Since this is a Math question, I would preferably use a more mathematical approach as it would use much less memory and will be much more efficient.

Here is my approach.

Calculate the length of the number.

If length = 1, you are guaranteed to have 9x1 characters.

If length = 2, you are guaranteed to have 9x1 + 90x2 characters.

If length = 3, you are guaranteed to have 9x1 + 90x2 + 900x3 characters and so on...

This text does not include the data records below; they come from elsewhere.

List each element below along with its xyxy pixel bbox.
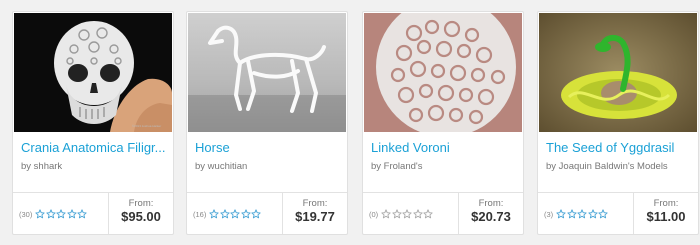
from-label: From: <box>302 198 328 209</box>
rating-count: (0) <box>369 209 379 219</box>
product-author[interactable]: by Froland's <box>371 161 422 172</box>
star-icon <box>598 209 608 219</box>
star-icon <box>67 209 77 219</box>
product-card[interactable]: Horse by wuchitian (16) From: $19.77 <box>186 11 348 235</box>
price: $19.77 <box>295 209 335 224</box>
product-title[interactable]: Crania Anatomica Filigr... <box>21 140 169 155</box>
product-card[interactable]: The Seed of Yggdrasil by Joaquin Baldwin… <box>537 11 699 235</box>
star-icon <box>567 209 577 219</box>
product-author[interactable]: by Joaquin Baldwin's Models <box>546 161 668 172</box>
star-icon <box>241 209 251 219</box>
card-footer: (16) From: $19.77 <box>187 192 347 234</box>
star-icon <box>402 209 412 219</box>
star-icon <box>423 209 433 219</box>
product-author[interactable]: by shhark <box>21 161 62 172</box>
star-icon <box>588 209 598 219</box>
rating[interactable]: (0) <box>369 207 434 221</box>
rating-count: (3) <box>544 209 554 219</box>
rating[interactable]: (3) <box>544 207 609 221</box>
price-box: From: $20.73 <box>458 193 523 234</box>
star-icon <box>413 209 423 219</box>
rating-count: (30) <box>19 209 33 219</box>
product-title[interactable]: Horse <box>195 140 343 155</box>
rating[interactable]: (16) <box>193 207 262 221</box>
from-label: From: <box>128 198 154 209</box>
star-icon <box>392 209 402 219</box>
image-caption: ©2013 Joshua Harker <box>132 124 161 128</box>
star-rating <box>35 209 88 219</box>
star-icon <box>220 209 230 219</box>
star-icon <box>556 209 566 219</box>
product-card[interactable]: Linked Voroni by Froland's (0) From: $20… <box>362 11 524 235</box>
product-card[interactable]: ©2013 Joshua Harker Crania Anatomica Fil… <box>12 11 174 235</box>
star-icon <box>577 209 587 219</box>
star-rating <box>381 209 434 219</box>
price-box: From: $95.00 <box>108 193 173 234</box>
price: $95.00 <box>121 209 161 224</box>
product-image-voronoi[interactable] <box>364 13 522 132</box>
star-icon <box>230 209 240 219</box>
product-author[interactable]: by wuchitian <box>195 161 247 172</box>
price: $11.00 <box>646 209 686 224</box>
star-icon <box>77 209 87 219</box>
price-box: From: $19.77 <box>282 193 347 234</box>
product-image-horse[interactable] <box>188 13 346 132</box>
star-rating <box>209 209 262 219</box>
from-label: From: <box>478 198 504 209</box>
product-title[interactable]: Linked Voroni <box>371 140 519 155</box>
star-icon <box>46 209 56 219</box>
star-icon <box>56 209 66 219</box>
product-image-skull[interactable]: ©2013 Joshua Harker <box>14 13 172 132</box>
card-footer: (30) From: $95.00 <box>13 192 173 234</box>
price: $20.73 <box>471 209 511 224</box>
card-footer: (3) From: $11.00 <box>538 192 698 234</box>
rating-count: (16) <box>193 209 207 219</box>
star-icon <box>251 209 261 219</box>
rating[interactable]: (30) <box>19 207 88 221</box>
star-icon <box>209 209 219 219</box>
star-rating <box>556 209 609 219</box>
star-icon <box>381 209 391 219</box>
from-label: From: <box>653 198 679 209</box>
price-box: From: $11.00 <box>633 193 698 234</box>
product-title[interactable]: The Seed of Yggdrasil <box>546 140 694 155</box>
product-image-seed[interactable] <box>539 13 697 132</box>
star-icon <box>35 209 45 219</box>
card-footer: (0) From: $20.73 <box>363 192 523 234</box>
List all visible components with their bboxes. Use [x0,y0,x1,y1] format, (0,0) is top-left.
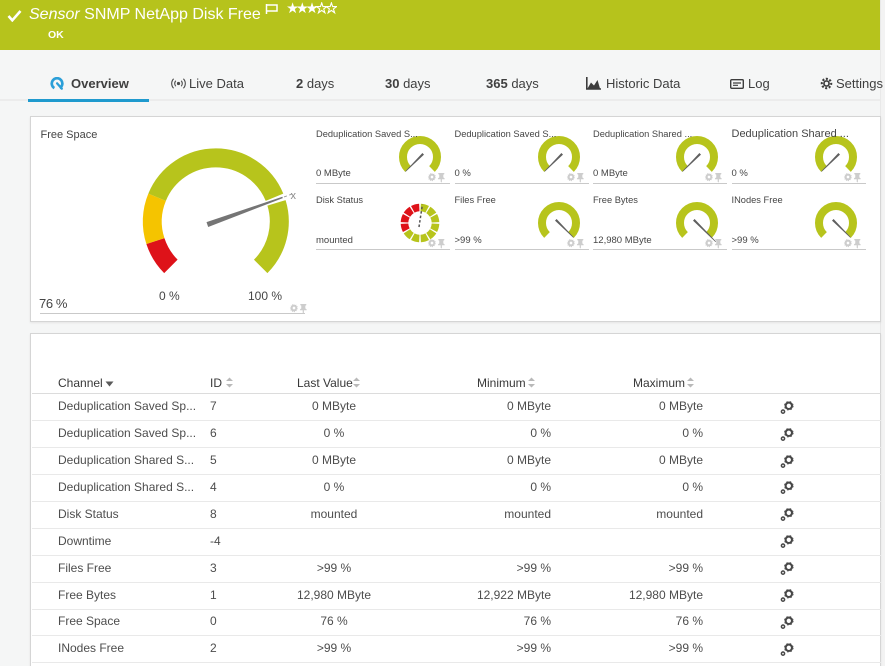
svg-text:x: x [291,190,297,202]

I hope you can see a loop forming here.

For the rest part, take an example of 1234, 1234 - 1000 = 234 numbers will have length = length of the number. No, Mistake : 234 +1 = 235 numbers will have length = length of the number !

Formulating it in a code.

n = input()
length = len(n)
x,s = 9,0
for i in range(1,length):
    s=s+x*i
    x = x*10 # 9-> 90-> 900->
print(s+(int(n)-10**(length-1)+1)*length) # 234 + 1
#         1234 - 10^3
#            = 234            +1
#                          = 235 * 4(length) = ...

>>> 1234
3829
>>>> 15
21

I also did import time to see efficiency. For n=9999999, your code took about 3.26 sec, while this one takes about 160-200 usec.